Thank you to everyone who has contributed to EnforceCore.
| Contributor | Role |
|---|---|
| AKIOUD AI | Project creator, architecture, core implementation |
We welcome contributions of all kinds:
- 🐛 Bug reports — open a GitHub Issue with reproduction steps
- 💡 Feature requests — open a GitHub Issue with motivation and use case
- 🔧 Code contributions — see CONTRIBUTING.md for setup and workflow
- 📄 Documentation — improvements to docs, examples, and docstrings
- 🔬 Research — academic collaboration on open research questions (see docs/related-work.md)
- 🌍 Translations — localization of documentation
All contributors are expected to follow our Code of Conduct.
EnforceCore builds on a foundation of prior work in computer science and AI safety. We are grateful to the researchers and practitioners whose work made this possible:
- Runtime Verification — Leucker & Schallhart (2009), Havelund & Goldberg (2005) for foundational RV theory that underpins the enforcement pipeline
- Reference Monitors — James P. Anderson (1972) for the reference monitor concept (tamperproof, always-invoked, verifiable enforcement)

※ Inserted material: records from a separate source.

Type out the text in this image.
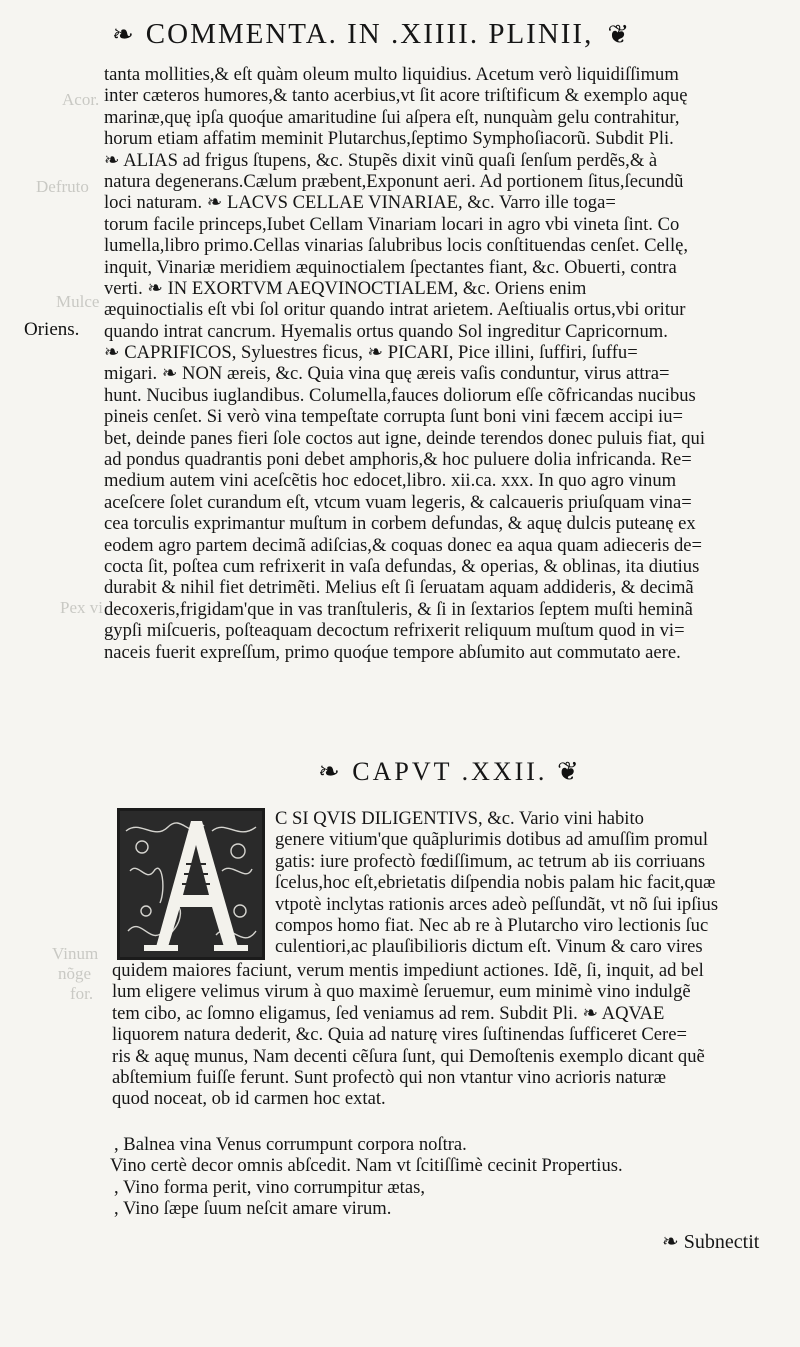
❧ COMMENTA. IN .XIIII. PLINII, ❦
Acor.
Defruto
Mulce
Oriens.
Pex vi
Vinum
nõge
for.
tanta mollities,& eſt quàm oleum multo liquidius. Acetum verò liquidiſſimum
inter cæteros humores,& tanto acerbius,vt ſit acore triſtificum & exemplo aquę
marinæ,quę ipſa quoq́ue amaritudine ſui aſpera eſt, nunquàm gelu contrahitur,
horum etiam affatim meminit Plutarchus,ſeptimo Symphoſiacorũ. Subdit Pli.
❧ ALIAS ad frigus ſtupens, &c. Stupẽs dixit vinũ quaſi ſenſum perdẽs,& à
natura degenerans.Cælum præbent,Exponunt aeri. Ad portionem ſitus,ſecundũ
loci naturam. ❧ LACVS CELLAE VINARIAE, &c. Varro ille toga=
torum facile princeps,Iubet Cellam Vinariam locari in agro vbi vineta ſint. Co
lumella,libro primo.Cellas vinarias ſalubribus locis conſtituendas cenſet. Cellę,
inquit, Vinariæ meridiem æquinoctialem ſpectantes fiant, &c. Obuerti, contra
verti. ❧ IN EXORTVM AEQVINOCTIALEM, &c. Oriens enim
æquinoctialis eſt vbi ſol oritur quando intrat arietem. Aeſtiualis ortus,vbi oritur
quando intrat cancrum. Hyemalis ortus quando Sol ingreditur Capricornum.
❧ CAPRIFICOS, Syluestres ficus, ❧ PICARI, Pice illini, ſuffiri, ſuffu=
migari. ❧ NON æreis, &c. Quia vina quę æreis vaſis conduntur, virus attra=
hunt. Nucibus iuglandibus. Columella,fauces doliorum eſſe cõfricandas nucibus
pineis cenſet. Si verò vina tempeſtate corrupta ſunt boni vini fæcem accipi iu=
bet, deinde panes fieri ſole coctos aut igne, deinde terendos donec puluis fiat, qui
ad pondus quadrantis poni debet amphoris,& hoc puluere dolia infricanda. Re=
medium autem vini aceſcẽtis hoc edocet,libro. xii.ca. xxx. In quo agro vinum
aceſcere ſolet curandum eſt, vtcum vuam legeris, & calcaueris priuſquam vina=
cea torculis exprimantur muſtum in corbem defundas, & aquę dulcis puteanę ex
eodem agro partem decimã adiſcias,& coquas donec ea aqua quam adieceris de=
cocta ſit, poſtea cum refrixerit in vaſa defundas, & operias, & oblinas, ita diutius
durabit & nihil fiet detrimẽti. Melius eſt ſi ſeruatam aquam addideris, & decimã
decoxeris,frigidam'que in vas tranſtuleris, & ſi in ſextarios ſeptem muſti heminã
gypſi miſcueris, poſteaquam decoctum refrixerit reliquum muſtum quod in vi=
naceis fuerit expreſſum, primo quoq́ue tempore abſumito aut commutato aere.
❧ CAPVT .XXII. ❦
C SI QVIS DILIGENTIVS, &c. Vario vini habito
genere vitium'que quãplurimis dotibus ad amuſſim promul
gatis: iure profectò fœdiſſimum, ac tetrum ab iis corriuans
ſcelus,hoc eſt,ebrietatis diſpendia nobis palam hic facit,quæ
vtpotè inclytas rationis arces adeò peſſundãt, vt nõ ſui ipſius
compos homo fiat. Nec ab re à Plutarcho viro lectionis ſuc
culentiori,ac plauſibilioris dictum eſt. Vinum & caro vires
quidem maiores faciunt, verum mentis impediunt actiones. Idẽ, ſi, inquit, ad bel
lum eligere velimus virum à quo maximè ſeruemur, eum minimè vino indulgẽ
tem cibo, ac ſomno eligamus, ſed veniamus ad rem. Subdit Pli. ❧ AQVAE
liquorem natura dederit, &c. Quia ad naturę vires ſuſtinendas ſufficeret Cere=
ris & aquę munus, Nam decenti cẽſura ſunt, qui Demoſtenis exemplo dicant quẽ
abſtemium fuiſſe ferunt. Sunt profectò qui non vtantur vino acrioris naturæ
quod noceat, ob id carmen hoc extat.
, Balnea vina Venus corrumpunt corpora noſtra.
Vino certè decor omnis abſcedit. Nam vt ſcitiſſimè cecinit Propertius.
, Vino forma perit, vino corrumpitur ætas,
, Vino ſæpe ſuum neſcit amare virum.
❧ Subnectit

- Information Flow Control — Sabelfeld & Myers (2003), Myers & Liskov (1997) for the IFC model that informs PII redaction boundaries
- Audit Trail Integrity — Merkle (1987), Crosby & Wallach (2009) for Merkle-tree tamper evidence applied to the audit chain
- Agent Containment — Armstrong, Sandberg & Bostrom (2012), Babcock et al. (2016) for framing the containment problem EnforceCore addresses
- Prof. Dan S. Wallach (Rice University) — direct design guidance on
tamper-evidence mitigations for the audit trail, including OS-enforced
append-only files (
chattr +a) and hash-only remote witnesses. Co-author of Crosby & Wallach (2009), the paper that informs EnforceCore’s Merkle-chained audit engine.
- Prof. Andrei Sabelfeld (Chalmers University of Technology) — pointed us toward relevant information-flow control literature and connected us with his research group for technical perspective on the redaction pipeline design.
- Dr. Sandro Stucki (Chalmers University of Technology) — provided feedback identifying EnforceCore's PII redaction as a data minimization pattern and raised the question of sensitivity label inference for AI agent tool calls, which informed our thinking on future label-based designs.
- Prof. Valérie Viet Triem Tong (CentraleSupélec, IRISA/PIRAT) — the adversarial evaluation approach (ransomware-like containment scenarios, SELinux/AppArmor comparison methodology) was directly inspired by her feedback on defining realistic threat models and convincing evaluation strategies
- Pydantic — for the policy model and validation layer
- structlog — for structured, machine-readable enforcement logs
- Microsoft Presidio — design inspiration for PII detection patterns
- OpenTelemetry — for the observability integration layer
- EU AI Act (2024) — Articles 9, 13, 14, 15 directly shaped the policy engine, audit trail, and enforcement pipeline design
- NIST AI RMF (2023) — risk management framework that informed the threat model and evaluation suite
Full citations and academic references are in docs/related-work.md.